Architecture
History

A visit to a historical place/building (Sidi Yahya Mosque, Mali)

A visit to a historical place/building (Sidi Yahya Mosque, Mali)

The Mosque of Muhammad-n-Allah, also known as the Sidi Yahya Mosque (French: Mosquée de Sidi Yahya, Arabic: جامع سيدي يحيى), is a mosque and madrassa in Timbuktu, Mali. The mosque is located south of the Sankoré Mosque, which is more well-known. Sheikh El-Mokhtar Hamalla began construction on the mosque in 1400 A.D. in anticipation of a great holy person. It took 40 years for the project to be completed. The city-governor of Timbuktu, Mohamed Naddah, chose his close friend Sidi Yahya as the city’s first imam in 1441. This was the start of the mosque’s role as a madrassa and a major learning institution for the region. The madrasas of Sidi Yahya, Djinguereber, and Sankore are part of the University of Timbuktu, which also includes the mosque. The mosque is a typical example of Sudano-Sahelian earthen architecture, but it also has its own peculiar plan and adornment. One of West Africa’s oldest mosques.  Between 30 June and 11 July 2012, a series of attacks targeting a number of religious landmarks in Timbuktu, including several prominent mausoleums, reportedly damaged the mosque’s door and smashed the tom of Sidi Yahya. The Sidi Yahya Mosque is one of Timbuktu’s earliest mosques, and it has a special significance: when the Touareg, led by Akil, conquered Timbuktu in 1433, they awarded the chieftaincy to Mohammed Naddi, a Senhaja from Chinguetti, who commissioned the mosque. The establishment of a madrassa in Sidi Yahya allowed for a tremendous expansion of knowledge sharing in Mali. Between 1468 and 1583, little is known about the mosque and its imams, except that it was renovated in 1569 by Qadi el-Aqib. The Mali government requested that the city of Timbuktu be included to UNESCO’s list of World Heritage in Danger in 1990, citing the threat of sand encroachment on historic buildings such as the Sidi Yahya Mosque. While the community has kept Sidi Yahya in better condition than Timbuktu’s other two main mosques, the edifice has been threatened by years of erosion, foundation degradation, and inefficient drainage. Timbuktu was removed from the list in 2005 after adopting and implementing recommendations for protecting its architecture from the organization.
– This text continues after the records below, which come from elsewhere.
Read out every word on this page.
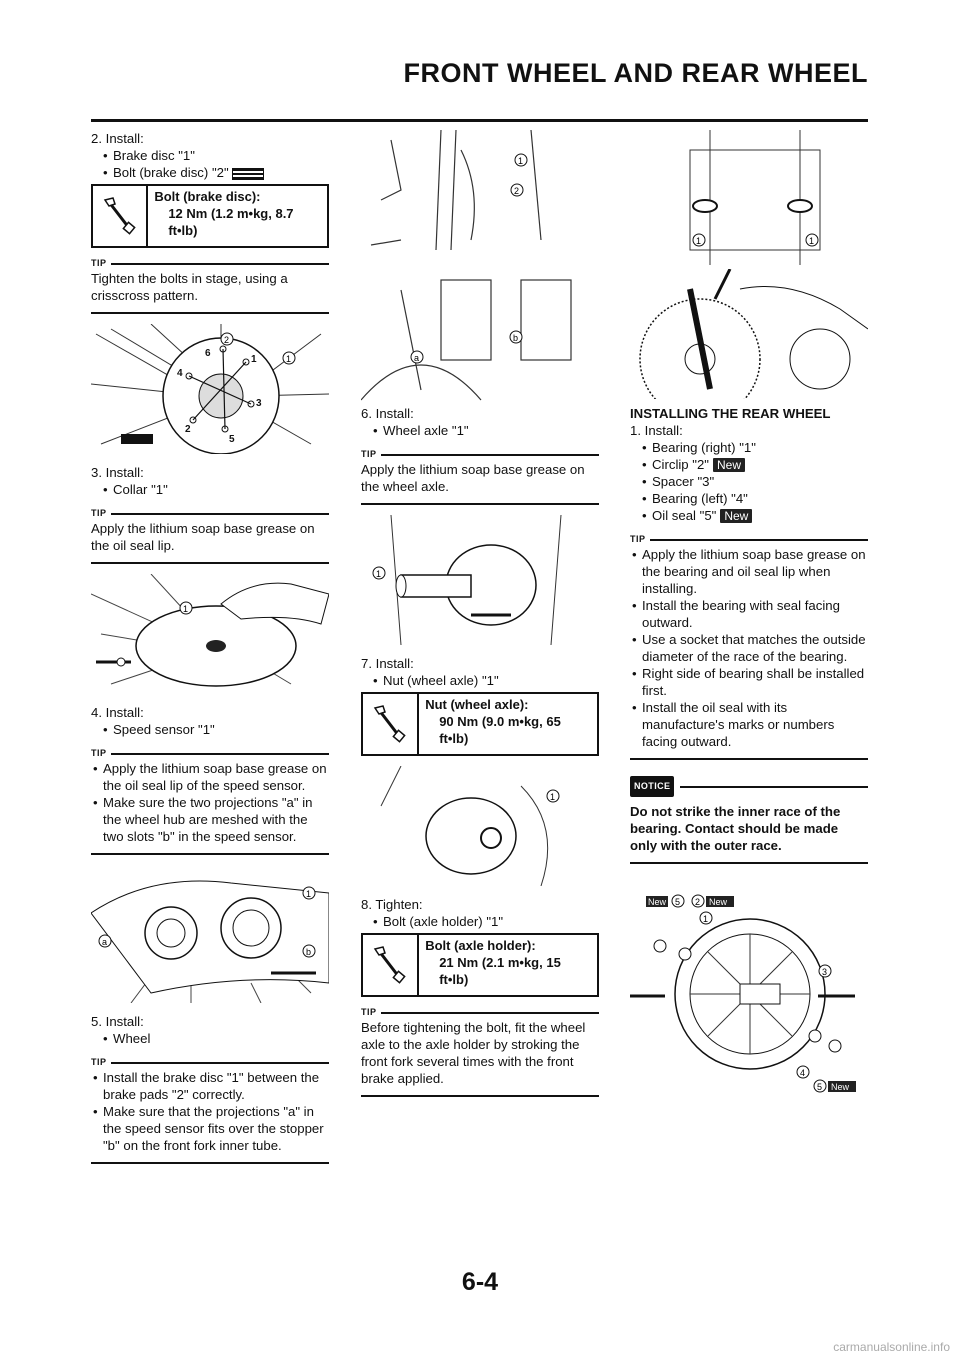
FRONT WHEEL AND REAR WHEEL

2. Install:

• Brake disc "1"

• Bolt (brake disc) "2"

Bolt (brake disc):
12 Nm (1.2 m•kg, 8.7 ft•lb)
TIP

Tighten the bolts in stage, using a crisscross pattern.

6
1
3
5
2
4
2
1

3. Install:

• Collar "1"

TIP

Apply the lithium soap base grease on the oil seal lip.

1

4. Install:

• Speed sensor "1"

TIP

• Apply the lithium soap base grease on the oil seal lip of the speed sensor.

• Make sure the two projections "a" in the wheel hub are meshed with the two slots "b" in the speed sensor.

a
1
b

5. Install:

• Wheel

TIP

• Install the brake disc "1" between the brake pads "2" correctly.

• Make sure that the projections "a" in the speed sensor fits over the stopper "b" on the front fork inner tube.

1
2
a
b

6. Install:

• Wheel axle "1"

TIP

Apply the lithium soap base grease on the wheel axle.

1

7. Install:

• Nut (wheel axle) "1"

Nut (wheel axle):
90 Nm (9.0 m•kg, 65 ft•lb)
1

8. Tighten:

• Bolt (axle holder) "1"

Bolt (axle holder):
21 Nm (2.1 m•kg, 15 ft•lb)
TIP

Before tightening the bolt, fit the wheel axle to the axle holder by stroking the front fork several times with the front brake applied.

1	1
INSTALLING THE REAR WHEEL

1. Install:

• Bearing (right) "1"

• Circlip "2" New

• Spacer "3"

• Bearing (left) "4"

• Oil seal "5" New

TIP

• Apply the lithium soap base grease on the bearing and oil seal lip when installing.

• Install the bearing with seal facing outward.

• Use a socket that matches the outside diameter of the race of the bearing.

• Right side of bearing shall be installed first.

• Install the oil seal with its manufacture's marks or numbers facing outward.

NOTICE
Do not strike the inner race of the bearing. Contact should be made only with the outer race.
New 5 2 New
1
3
4
5 New
6-4
carmanualsonline.info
Ansar Dine members knocked down the doors of the mosque in the summer of 2012, which were supposed to be closed until the end of the world, according to folklore. They argued that the devotion for the place was idolatrous, but offered to rebuild the mosque for only $100 US dollars. Cadi Al Akib renovated Sidi Yahya Mosque in 1577 or 1578. In 1939, its initial design was changed to make it look less like a military fortification. The original minaret, on the other hand, is still standing. The sepulchers of Sidi Yahya and Mohamed Naddah, who died one week apart, are beneath it. The earthen construction is totally built of natural and indigenous materials. Every year because of rain and erosion, the community partakes in a festival in which the banco, or mud mixture, is reapplied to the building. The mosque’s facade is studded with exposed wood beams known as torons, which are used to climb to the upper levels of the mosque to apply a new layer of mud. The style of the Sidi Yahya Mosque, according to Prussin Labelle, deviates little from conventional Islamic architecture’s focus on cosmology. The primary goals of medieval African socio-political organizations were permanence and monumentality, and this permanence is said to be represented in the earth-based architectural styles utilized to build the Sidi Yahya Mosque. A covered prayer hall, interior courtyards, wooden doors, and arched arches are among the architectural features of the structure. A solitary minaret with pointed arches rises over the mosque and main courtyard, but it is not as tall as the city’s other two big mosques. The courtyard was later turned into a cemetery, which is now defunct. The mosque’s imams are buried in an underground location to the north of the structure, where evening and morning prayers are said. It also contains lodgings for the mosque’s guard. The sacred gate, also known as the “secret gate of Sidi Yahia,” is unusual in size and significance because it is the sole gate of the mosque that faces the setting sun. The gate provides symbolic security to the mausoleums of Mohamed Nadhi, the town’s first chief, and Sidi Yahia, which are located in the courtyard that is the final resting place of a number of the town’s important figures. Traditional belief holds that whoever opens or breaks the gate would bring catastrophe to the city.